Parmi ces divers groupes de populations se présente d’abord la race arabe, qui est la plus nombreuse dans les plaines et les vallées, mais qui a peu gagné sur la montagne. Il y a ensuite les Turcs, apportés par la conquête ; il y a les Turcomans et les Kurdes, venus des plateaux de la Haute-Asie ; les Levantins, ou descendans des familles franques établies dans le pays, et dont quelques-unes prétendent faire remonter leur généalogie jusqu’au temps des croisades. La Syrie compte encore des Juifs, au nombre d’à peu près trente mille ; mais qui nous dira à quelle branche appartiennent les Maronites, les Druses, les Mutualis, les Ansariès, les Yezidis, et dix autres peuplades qui semblent n’avoir rien de commun avec leurs voisins que les sentimens de haine réciproque qu’elles se portent toutes entre elles ?
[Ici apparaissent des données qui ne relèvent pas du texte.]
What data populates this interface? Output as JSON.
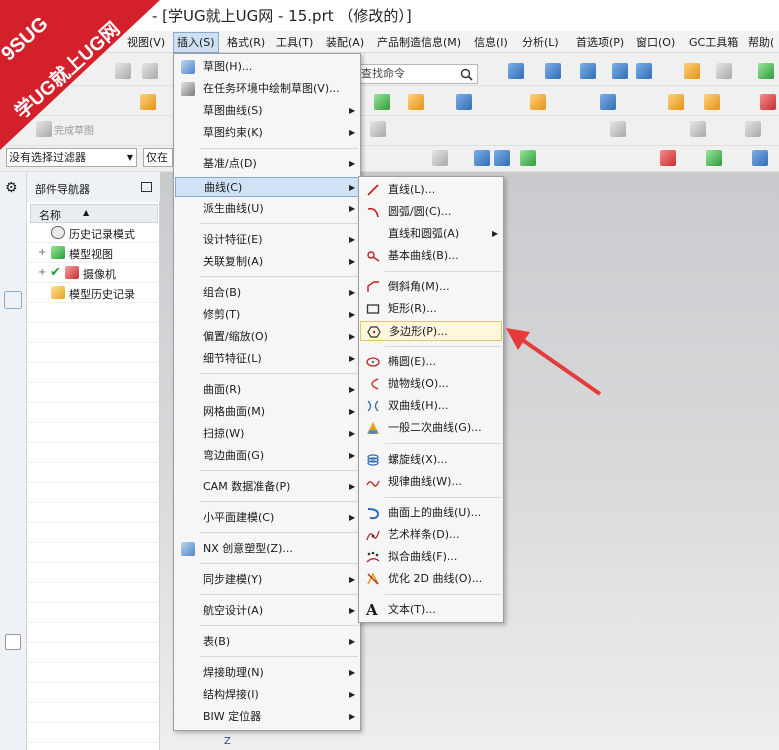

Ce qu’il y a de remarquable, et ce qu’il ne faut pas oublier dans les circonstances présentes, c’est que, au milieu de cet ensemble si bigarré, les Turcs proprement dits ne comptent que pour une fraction à peine plus importante que les Druses ou les Maronites. Ils sont les derniers venus dans le pays, où ils n’ont paru qu’au XVIe siècle, c’est-à-dire à une époque où déjà leur grandeur et leur puissance d’expansion commençaient à déchoir. Excepté dans les villes, où ils avaient établi deux ou trois colonies de janissaires qui ont péri il y a bientôt quarante ans, ils n’ont jamais occupé sérieusement la Syrie, qu’ils n’ont pu d’ailleurs amener à reconnaître leur suzeraineté qu’après un siècle de luttes. Encore cette suzeraineté était-elle plutôt nominale que réelle, surtout en ce qui concernait les tribus de la montagne. Djezzar-Pacha et Méhémet-Ali sont peut-être les seuls Turcs qui aient exercé sur la montagne une autorité véritable, on sait à quel prix !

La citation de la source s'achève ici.